Escaping The Banality Of Communication


Escaping The Banality Of Communication


A Serious Challenge For Every Kind Of Relationship

Recently, I found my banality in communication with people. I can feel it with every fiber of my body. If it was me, escaping it looks good.

I decided to think about how can I escape that considerable gap of soul connecting through words. Banality is a silent killer of the thrill that once was between two people who like each other.

In my life, I met many people that made me tremble whenever I wrote to them online.  Time passed, and they stopped replying to me back. I thought they did not care about speaking with me. After careful thought, I understood the reason for that cutting lines was myself. My banal approach when talking to people I care about seems to be suffocating. That makes them go away from me.

I put myself and their shoes and found out I act like a savior, nagging mother, or too demanding communicator. Here come the boundaries people like me should put on their giving attitude and willingness to help the close ones. Not everyone feels good about too much communication, banality, and daily talk. Respect for others’ boundaries comes into play only when the two interlocutors state clearly toward each other.

Banality’s role models are understandable after deep introspection, which is important for better human relationships.

“The Savior” Banality Model

I know best that role model. From a young age, I missed emotional support and care, so I started to give almost everything to people who I felt close to my heart. Playing the savior is not a good way to do things when considering relationships. People start to take the individual for granted, using and lying to the person because they feel safe and free to do whatever they wish. “The Saviour” banality model I used a lot in my first stages in the courtship since I was always the activist of the wooing.  It was a mistake on my side because men do not love back their savior as someone more important.

In short, that model is like solving problems for others, and they do not learn to take their responsibilities as a part of every kind of relationship. I got burned by unrequited love with the use of “The Saviour” model.

Today I will not go after any males, I will give hints, and that is. If they understand, okay, and if they do not, they’re not mine.

“The Mother” Banality Model

That model often is misunderstood as caring for a partner’s needs. Care is one thing, motherly nagging, asking too many questions, and pointing the faults is another.

People do not listen to their mothers, but they can not live without their appreciation. That dependence leads to problems in adult’s life. Some personalities become like mothers to their partners because they repeat what they saw. Other people become rebellious because of their moms’ strictness. Both cases lead to unhealthy communication with friends and lovers.
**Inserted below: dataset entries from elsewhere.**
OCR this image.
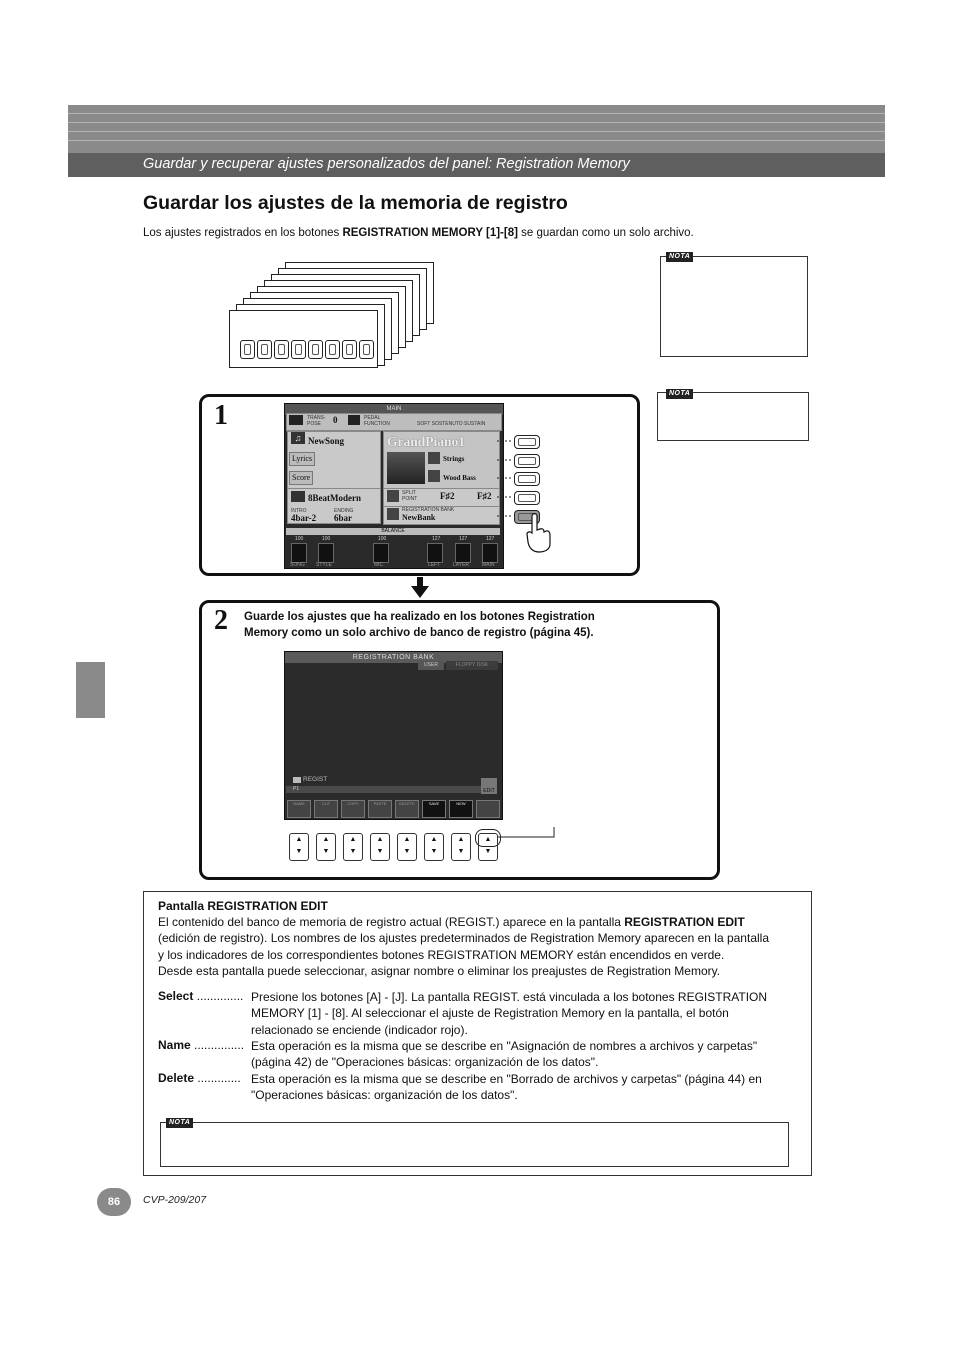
Guardar y recuperar ajustes personalizados del panel: Registration Memory
Guardar los ajustes de la memoria de registro
Los ajustes registrados en los botones REGISTRATION MEMORY [1]-[8] se guardan como un solo archivo.
NOTA
NOTA
1	MAIN
TRANS-POSE	0	PEDAL FUNCTION	SOFT SOSTENUTO SUSTAIN
♫ NewSong
Lyrics
Score
8BeatModern
INTRO
4bar-2
ENDING
6bar
GrandPiano1
Strings
Wood Bass
SPLIT POINT	F♯2	F♯2
REGISTRATION BANK
NewBank
BALANCE
100	100	100	127	127	127
SONG STYLE	MIC	LEFT	LAYER	MAIN
2 Guarde los ajustes que ha realizado en los botones Registration Memory como un solo archivo de banco de registro (página 45).
REGISTRATION BANK
USER	FLOPPY DISK
REGIST
P1	EDIT
NAME	CUT	COPY	PASTE	DELETE	SAVE	NEW
▲
▼
▲
▼
▲
▼
▲
▼
▲
▼
▲
▼
▲
▼
▲
▼
Pantalla REGISTRATION EDIT
El contenido del banco de memoria de registro actual (REGIST.) aparece en la pantalla REGISTRATION EDIT
(edición de registro). Los nombres de los ajustes predeterminados de Registration Memory aparecen en la pantalla
y los indicadores de los correspondientes botones REGISTRATION MEMORY están encendidos en verde.
Desde esta pantalla puede seleccionar, asignar nombre o eliminar los preajustes de Registration Memory.
Select .............. Presione los botones [A] - [J]. La pantalla REGIST. está vinculada a los botones REGISTRATION MEMORY [1] - [8]. Al seleccionar el ajuste de Registration Memory en la pantalla, el botón relacionado se enciende (indicador rojo).
Name ............... Esta operación es la misma que se describe en "Asignación de nombres a archivos y carpetas" (página 42) de "Operaciones básicas: organización de los datos".
Delete ............. Esta operación es la misma que se describe en "Borrado de archivos y carpetas" (página 44) en "Operaciones básicas: organización de los datos".
NOTA
86	CVP-209/207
When speaking to someone new, people should look for a balanced attitude that is not overcoming the child-parents boundaries from the past in the partner’s lives. I believe that “The mother” banality model is worse than “The Savior” because it’s like stepping from one mother to another. That makes a person not whole and responsible.

Relationships should be a dance between two mature adults who can take care of themselves and their steps.

“Center of The Universe” Banality Model

Extroverted people usually think the world is spinning around them. When they speak bout their daily life, individual accomplishments, and only themselves, that is a big turn-off. 

Shared knowledge, results, and improved skills are good, but that should not be the everlasting talk when sending messages. There should be given space to that someone people love or like. Communication should flow between both sides. If only one party speaks, that is a monologue, which bores other people, making them ignore the messages and move on.

There is a quote: “What is yours, it will stay yours,” or something in those lines I have read on Facebook. That made me realize I should leave people roaming in peace. If they want to stay in my life, they will.

I give an example of that banality model: I started to write too much to many people online because I wanted to create transparent communication between us and to show I am always present for them, but they got overwhelmed. Of course, they walked away from me and ignored me because I broke their boundaries. Back then, I did not understand that, but now when I started digging before writing that post, I saw everything. My will to be present in the life of people I care for was suffocating, and I lost the relationships.

In conclusion, banality should avoid at all costs because it is killing relationships. When the conversations become banal it is good to be stopped for a while. It is challenging to apply that in daily relationships but it should do for people to continue staying by each other sides. When something is too much, it should be said straightforwardly.